Alpha Prime Review


I didn't expect much from Alpha Prime. All the warning signs were there: the small, foreign developer (Prague's Black Element Software), the discount price ($20 on Steam), and the fact that every review quote on their site reads like, "Graphically, at least, Alpha Prime doesn't disappoint . . . rest of game [is good]." After about five hours, I began to pity this unlovable FPS. It isn't a bad game, or more precisely, it isn't merely a bad game. It's an unbelievable fiasco of a game, a brazen travesty that continually displays its own hindquarters like the world's ugliest mammal attempting to mate. Alpha Prime is the Half-Life of suck.

Half-Life in particular comes to mind many times in the course of this game, while crawling through vents, stacking crates to solve physics puzzles, using oddly familiar health stations, and even (points for chutzpah) a tram ride. Mathematically speaking, it's no surprise that a game named Alpha Prime should be derivative. The surprise is that each element has been modified just enough to be irritating. The tram ride is twenty feet long, breaks down every five feet, and by completing an objective the wrong way, I tricked the game into pulling me and my tram through a closed door. The health stations work fine but there are identical-looking oxygen dispensers in low-oxygen environments which require constant backtracking. (When your tiny oxygen meter runs out, it's instant death, without warning.) Finally, if you're going to include crate stacking and jumping puzzles, make sure collision detection works perfectly. The crates kept clipping into each other, and when I jumped next to a wall or heavy object, it magically pushed me backwards through the air. I found a basketball lying around in one level and tossed it around a bit. It rebounded off the wall and killed me.
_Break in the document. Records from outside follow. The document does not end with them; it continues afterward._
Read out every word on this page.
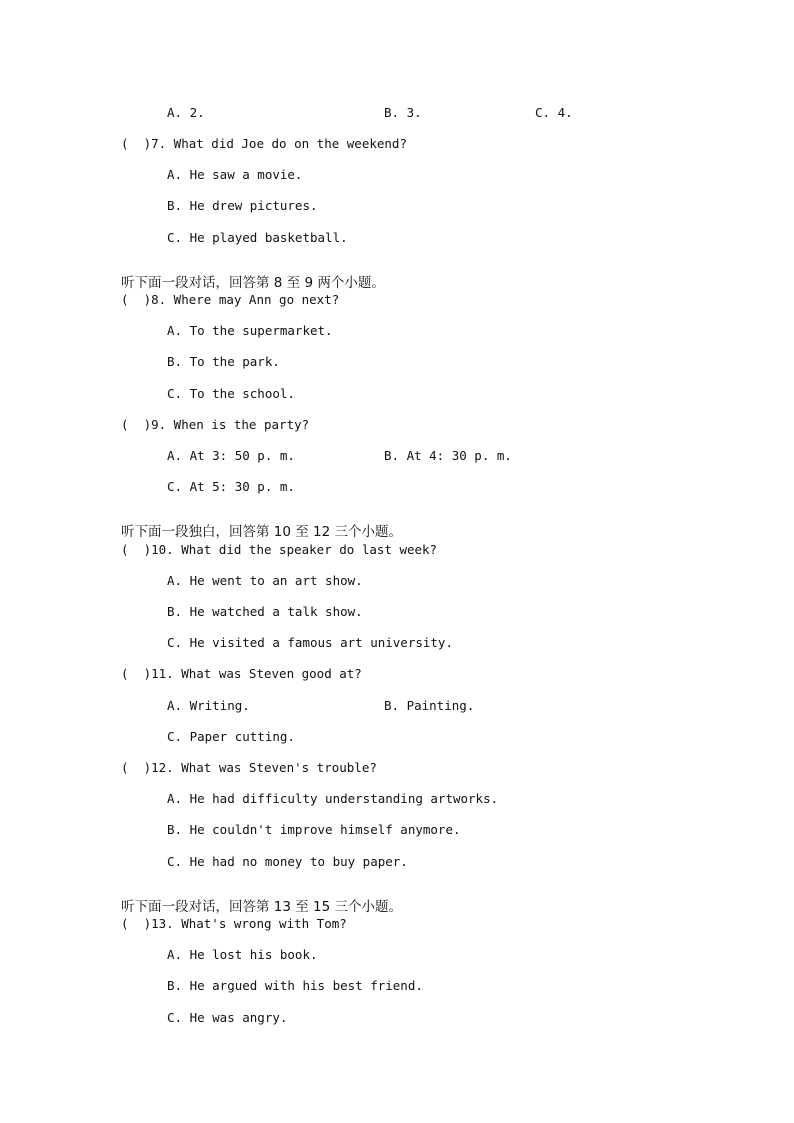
A. 2.	B. 3.	C. 4.

(  )7. What did Joe do on the weekend?

A. He saw a movie.

B. He drew pictures.

C. He played basketball.

听下面一段对话，回答第 8 至 9 两个小题。

(  )8. Where may Ann go next?

A. To the supermarket.

B. To the park.

C. To the school.

(  )9. When is the party?

A. At 3: 50 p. m.	B. At 4: 30 p. m.

C. At 5: 30 p. m.

听下面一段独白，回答第 10 至 12 三个小题。

(  )10. What did the speaker do last week?

A. He went to an art show.

B. He watched a talk show.

C. He visited a famous art university.

(  )11. What was Steven good at?

A. Writing.	B. Painting.

C. Paper cutting.

(  )12. What was Steven's trouble?

A. He had difficulty understanding artworks.

B. He couldn't improve himself anymore.

C. He had no money to buy paper.

听下面一段对话，回答第 13 至 15 三个小题。

(  )13. What's wrong with Tom?

A. He lost his book.

B. He argued with his best friend.

C. He was angry.
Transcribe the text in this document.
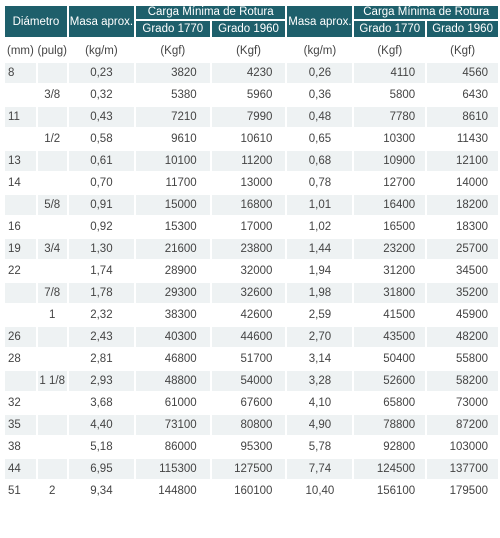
Diámetro		Masa aprox.	Carga Mínima de Rotura		Masa aprox.	Carga Mínima de Rotura	
			Grado 1770	Grado 1960		Grado 1770	Grado 1960
(mm)	(pulg)	(kg/m)	(Kgf)	(Kgf)	(kg/m)	(Kgf)	(Kgf)
8		0,23	3820	4230	0,26	4110	4560
	3/8	0,32	5380	5960	0,36	5800	6430
11		0,43	7210	7990	0,48	7780	8610
	1/2	0,58	9610	10610	0,65	10300	11430
13		0,61	10100	11200	0,68	10900	12100
14		0,70	11700	13000	0,78	12700	14000
	5/8	0,91	15000	16800	1,01	16400	18200
16		0,92	15300	17000	1,02	16500	18300
19	3/4	1,30	21600	23800	1,44	23200	25700
22		1,74	28900	32000	1,94	31200	34500
	7/8	1,78	29300	32600	1,98	31800	35200
	1	2,32	38300	42600	2,59	41500	45900
26		2,43	40300	44600	2,70	43500	48200
28		2,81	46800	51700	3,14	50400	55800
	1 1/8	2,93	48800	54000	3,28	52600	58200
32		3,68	61000	67600	4,10	65800	73000
35		4,40	73100	80800	4,90	78800	87200
38		5,18	86000	95300	5,78	92800	103000
44		6,95	115300	127500	7,74	124500	137700
51	2	9,34	144800	160100	10,40	156100	179500
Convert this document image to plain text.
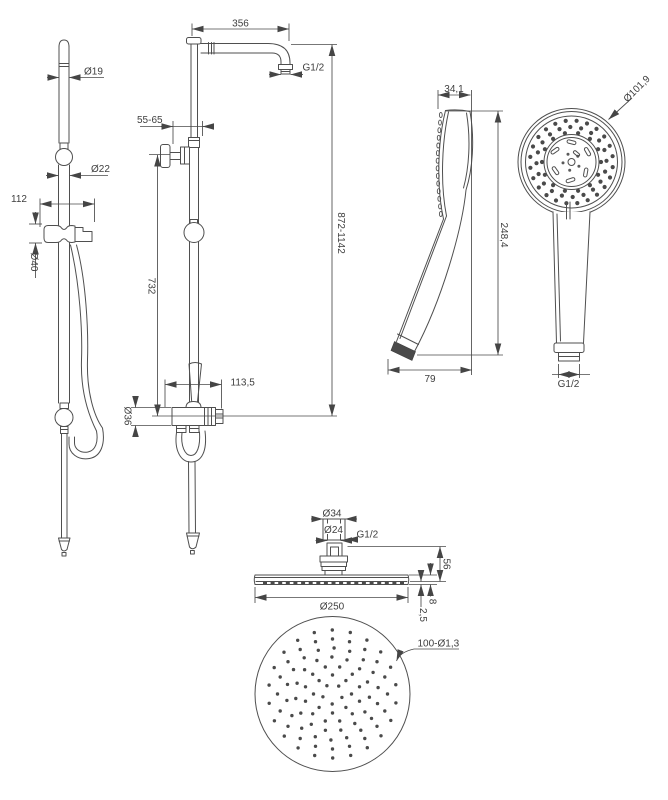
Ø19
Ø22
112
Ø40
356
G1/2
872-1142
55-65
732
Ø36
113,5
34,1
248,4
79	G1/2
Ø101,9
Ø34
Ø24 G1/2
56
8
2,5
Ø250
100-Ø1,3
Every enemy in Alpha Prime can be lethal, not just the sporting goods. Robots and humans alike are crack shots, down to the unarmored, wimpy civilians with pop guns. Without aiming, they can hit a moving target every time. You, on the other hand, need to hold down the right mouse button for anything like accuracy. Enemies do occasionally miss when they blind fire, which they do in a particularly cute way. I'm no tactician, but shouldn't they be facing me, their opponent, while they retreat? Instead, they turn their backs, run away, and unload a pistol over their shoulder. Sometimes they run into a wall and keep running like they're on a treadmill. Given the game's clipping issues, they might make it through nonetheless.